Digitale terrestre: segnale ballerino e soluzioni di fortuna
Nell’Oltrepò Pavese, tra le colline lombarde, la storia di Giorgio Recalcati è quella di tanti altri. Da quando sono stati attivati i nuovi ripetitori con la tecnologia più recente, la tv tradizionale sembra sparita. “La sera accendo il televisore – spiega Giorgio – e su tre canali su quattro vedo solo schermo nero o rumore bianco. Ho chiamato un tecnico, ma il problema è proprio che qui il segnale non c’è”. L’AGCOM stima che siano circa 250mila le abitazioni italiane dove agganciare il segnale DVB-T2 resta un’impresa.
Chi vive in queste frazioni lontane dai centri grandi si arrangia come può: c’è chi passa allo streaming online, chi rispolvera vecchi decoder satellitari, chi invece lascia perdere e rinuncia a seguire le notizie serali. “Ho provato a guardare il telegiornale sul cellulare – racconta Anna, pensionata a Piateda (Sondrio) – ma la connessione fa i capricci e i giga finiscono subito”. E non tutti possono permettersi una parabola satellitare: tra acquisto e installazione si spendono dai 200 ai 500 euro.

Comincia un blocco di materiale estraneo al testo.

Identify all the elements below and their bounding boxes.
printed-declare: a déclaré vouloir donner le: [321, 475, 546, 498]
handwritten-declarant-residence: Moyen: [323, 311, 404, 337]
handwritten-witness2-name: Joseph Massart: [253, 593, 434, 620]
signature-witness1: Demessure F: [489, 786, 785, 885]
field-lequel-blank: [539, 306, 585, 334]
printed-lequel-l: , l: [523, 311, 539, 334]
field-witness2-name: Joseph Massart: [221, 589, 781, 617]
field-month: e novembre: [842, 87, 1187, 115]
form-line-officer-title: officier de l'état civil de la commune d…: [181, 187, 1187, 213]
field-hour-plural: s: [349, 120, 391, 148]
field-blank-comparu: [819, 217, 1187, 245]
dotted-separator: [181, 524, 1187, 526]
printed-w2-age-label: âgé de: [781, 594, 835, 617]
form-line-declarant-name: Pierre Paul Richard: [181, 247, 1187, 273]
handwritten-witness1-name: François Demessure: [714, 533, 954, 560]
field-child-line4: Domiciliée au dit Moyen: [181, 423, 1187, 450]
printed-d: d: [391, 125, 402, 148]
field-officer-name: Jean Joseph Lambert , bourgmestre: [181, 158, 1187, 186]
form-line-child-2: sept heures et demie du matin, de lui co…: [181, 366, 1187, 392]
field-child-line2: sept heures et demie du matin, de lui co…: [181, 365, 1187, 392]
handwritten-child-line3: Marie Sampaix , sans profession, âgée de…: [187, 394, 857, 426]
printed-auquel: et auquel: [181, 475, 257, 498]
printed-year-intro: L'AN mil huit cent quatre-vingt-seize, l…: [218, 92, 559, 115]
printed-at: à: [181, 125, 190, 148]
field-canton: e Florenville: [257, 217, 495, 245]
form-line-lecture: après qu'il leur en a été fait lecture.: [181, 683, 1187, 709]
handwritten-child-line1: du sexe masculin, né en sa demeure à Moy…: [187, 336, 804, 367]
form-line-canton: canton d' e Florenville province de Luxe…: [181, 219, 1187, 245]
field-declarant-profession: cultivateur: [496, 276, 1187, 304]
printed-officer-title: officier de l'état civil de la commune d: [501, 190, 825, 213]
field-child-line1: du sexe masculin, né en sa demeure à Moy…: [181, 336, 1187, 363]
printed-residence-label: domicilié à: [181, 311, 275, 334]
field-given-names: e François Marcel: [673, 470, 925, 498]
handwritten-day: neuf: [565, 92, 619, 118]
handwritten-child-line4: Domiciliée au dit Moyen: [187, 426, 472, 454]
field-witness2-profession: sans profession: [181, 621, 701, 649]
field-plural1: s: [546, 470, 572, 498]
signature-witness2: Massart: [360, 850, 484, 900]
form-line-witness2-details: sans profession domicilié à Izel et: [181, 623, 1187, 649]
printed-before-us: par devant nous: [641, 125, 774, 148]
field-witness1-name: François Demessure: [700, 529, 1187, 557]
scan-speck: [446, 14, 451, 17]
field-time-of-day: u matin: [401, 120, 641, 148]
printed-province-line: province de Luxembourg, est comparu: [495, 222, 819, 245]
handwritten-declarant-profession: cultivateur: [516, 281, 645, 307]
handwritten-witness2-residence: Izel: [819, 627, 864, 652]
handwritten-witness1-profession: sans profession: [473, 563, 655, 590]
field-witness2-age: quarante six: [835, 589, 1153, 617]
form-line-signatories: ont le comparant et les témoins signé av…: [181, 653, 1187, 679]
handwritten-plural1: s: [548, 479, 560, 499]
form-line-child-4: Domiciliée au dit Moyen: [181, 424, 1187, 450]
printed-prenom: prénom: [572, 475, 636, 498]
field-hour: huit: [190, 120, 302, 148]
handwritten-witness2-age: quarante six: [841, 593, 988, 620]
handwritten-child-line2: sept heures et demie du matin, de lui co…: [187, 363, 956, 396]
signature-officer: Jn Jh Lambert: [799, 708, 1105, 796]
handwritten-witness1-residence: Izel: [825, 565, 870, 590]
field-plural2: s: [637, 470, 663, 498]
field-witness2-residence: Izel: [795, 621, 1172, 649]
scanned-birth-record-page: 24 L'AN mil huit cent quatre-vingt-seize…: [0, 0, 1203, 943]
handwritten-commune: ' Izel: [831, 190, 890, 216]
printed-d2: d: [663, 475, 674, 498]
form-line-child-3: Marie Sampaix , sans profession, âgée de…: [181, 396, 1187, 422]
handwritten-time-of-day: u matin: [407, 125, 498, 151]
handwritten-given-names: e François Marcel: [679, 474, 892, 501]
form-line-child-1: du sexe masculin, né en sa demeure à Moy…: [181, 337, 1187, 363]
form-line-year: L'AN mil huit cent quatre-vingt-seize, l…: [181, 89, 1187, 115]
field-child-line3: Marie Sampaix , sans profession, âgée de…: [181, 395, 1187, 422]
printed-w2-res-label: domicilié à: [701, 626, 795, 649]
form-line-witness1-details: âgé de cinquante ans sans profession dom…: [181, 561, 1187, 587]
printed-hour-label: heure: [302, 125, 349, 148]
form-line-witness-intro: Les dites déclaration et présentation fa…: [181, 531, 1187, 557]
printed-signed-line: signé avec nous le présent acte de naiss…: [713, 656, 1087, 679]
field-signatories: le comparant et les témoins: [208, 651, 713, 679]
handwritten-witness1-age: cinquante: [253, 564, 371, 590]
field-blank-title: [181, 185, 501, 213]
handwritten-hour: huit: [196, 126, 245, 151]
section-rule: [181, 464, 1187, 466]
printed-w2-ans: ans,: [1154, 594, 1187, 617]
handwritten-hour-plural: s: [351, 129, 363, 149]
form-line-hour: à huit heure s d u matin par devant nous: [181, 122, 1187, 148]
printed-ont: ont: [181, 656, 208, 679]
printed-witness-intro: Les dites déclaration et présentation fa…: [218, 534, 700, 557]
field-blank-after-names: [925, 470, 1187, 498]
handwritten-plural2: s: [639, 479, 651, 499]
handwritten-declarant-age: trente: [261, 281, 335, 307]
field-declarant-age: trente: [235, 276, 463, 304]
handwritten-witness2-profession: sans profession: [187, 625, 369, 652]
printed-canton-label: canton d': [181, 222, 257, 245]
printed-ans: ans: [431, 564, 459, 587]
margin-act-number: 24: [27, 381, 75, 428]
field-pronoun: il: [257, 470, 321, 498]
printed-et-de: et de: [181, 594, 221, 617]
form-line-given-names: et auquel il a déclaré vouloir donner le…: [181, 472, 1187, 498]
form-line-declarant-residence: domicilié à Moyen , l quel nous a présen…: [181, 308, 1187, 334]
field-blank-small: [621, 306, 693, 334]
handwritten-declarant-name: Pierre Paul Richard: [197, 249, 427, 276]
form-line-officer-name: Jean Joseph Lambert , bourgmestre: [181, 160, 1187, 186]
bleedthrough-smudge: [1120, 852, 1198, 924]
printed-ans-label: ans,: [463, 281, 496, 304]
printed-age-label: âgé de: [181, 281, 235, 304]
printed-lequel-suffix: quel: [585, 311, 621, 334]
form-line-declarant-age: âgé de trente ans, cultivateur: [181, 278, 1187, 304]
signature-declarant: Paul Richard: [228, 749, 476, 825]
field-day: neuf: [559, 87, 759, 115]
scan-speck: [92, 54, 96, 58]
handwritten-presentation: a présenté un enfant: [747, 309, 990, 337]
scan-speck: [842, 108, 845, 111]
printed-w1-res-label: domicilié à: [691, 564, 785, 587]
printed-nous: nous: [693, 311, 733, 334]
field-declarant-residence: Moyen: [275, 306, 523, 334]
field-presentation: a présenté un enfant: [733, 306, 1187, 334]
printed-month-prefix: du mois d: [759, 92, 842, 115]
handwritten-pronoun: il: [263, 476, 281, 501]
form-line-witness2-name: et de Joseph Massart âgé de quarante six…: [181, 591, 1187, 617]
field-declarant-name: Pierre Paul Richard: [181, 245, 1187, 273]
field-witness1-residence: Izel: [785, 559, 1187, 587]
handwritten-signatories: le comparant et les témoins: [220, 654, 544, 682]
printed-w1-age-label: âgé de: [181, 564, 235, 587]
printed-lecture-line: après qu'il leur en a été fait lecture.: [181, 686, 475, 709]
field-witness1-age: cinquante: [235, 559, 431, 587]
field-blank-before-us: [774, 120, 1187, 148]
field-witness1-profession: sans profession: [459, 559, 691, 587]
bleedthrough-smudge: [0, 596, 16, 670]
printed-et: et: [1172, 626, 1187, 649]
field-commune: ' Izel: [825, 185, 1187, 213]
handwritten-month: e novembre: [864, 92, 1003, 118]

Zone d’ombra che resistono nel 2026
Nonostante gli annunci degli ultimi anni – nuovi ripetitori, incentivi per il passaggio al digitale – le cosiddette zone d’ombra sono ancora una realtà concreta. Il Ministero delle Imprese e del Made in Italy ha ammesso in un documento di dicembre 2025 che “in alcune aree marginali manca ancora una copertura stabile del segnale digitale terrestre”. Regioni come Abruzzo, Molise, parte della Calabria e dell’entroterra ligure sono particolarmente colpite, soprattutto nei piccoli centri con meno di mille abitanti.
L’ultimo rapporto di Confindustria Radio TV parla chiaro: il 7% delle famiglie italiane non riceve bene tutti i canali principali. Il passaggio al nuovo standard DVB-T2 ha portato miglioramenti nelle città, ma ha reso più evidenti i problemi nelle zone più isolate.
Un problema che pesa sulla vita quotidiana
Non è solo una questione di intrattenimento. Nei paesi più remoti la televisione è spesso l’unico modo per molti anziani di restare aggiornati e sentirsi meno soli. “Mio padre passa i pomeriggi a guardare quiz e partite – racconta Paola, insegnante a San Marcello Piteglio (Pistoia) – senza segnale si sente tagliato fuori”.
Alcuni sindaci hanno scritto ai prefetti per chiedere che venga garantito il “diritto all’informazione”, almeno sui canali del servizio pubblico. Da mesi in Parlamento si discute un emendamento per finanziare nuove infrastrutture nelle aree dove il digitale terrestre fatica ad arrivare.
Streaming e parabole: non sempre la soluzione giusta
Per aggirare l’assenza del segnale molti si affidano alle piattaforme online come RaiPlay o ai servizi delle emittenti private. Ma qui spunta un altro problema: spesso manca una rete internet stabile o offerte a prezzi accessibili. Un’indagine del Censis dello scorso novembre rileva che nelle zone montane solo il 42% delle famiglie ha una connessione broadband affidabile.
L’alternativa più comune resta la parabola satellitare, grazie anche alle offerte degli operatori tv principali. Però i costi — tra installazione, manutenzione e abbonamento — sono ancora troppo alti per tante famiglie. Le associazioni dei consumatori chiedono quindi di estendere i bonus digitali anche a chi deve comprare nuovi apparecchi per problemi oggettivi di ricezione.
Il futuro della tv nelle aree periferiche
L’accesso ai canali televisivi in molte zone d’Italia resta un nodo irrisolto. “Il digitale terrestre doveva essere la soluzione per tutti”, ricordano dal Coordinamento delle Unioni Montane. Ma tra valli isolate e frazioni lontane dal segnale serve ancora uno sforzo importante. Gli operatori promettono investimenti entro il 2026. Nel frattempo però, per chi non ha un’antenna funzionante, la tv è spesso solo un ricordo recente.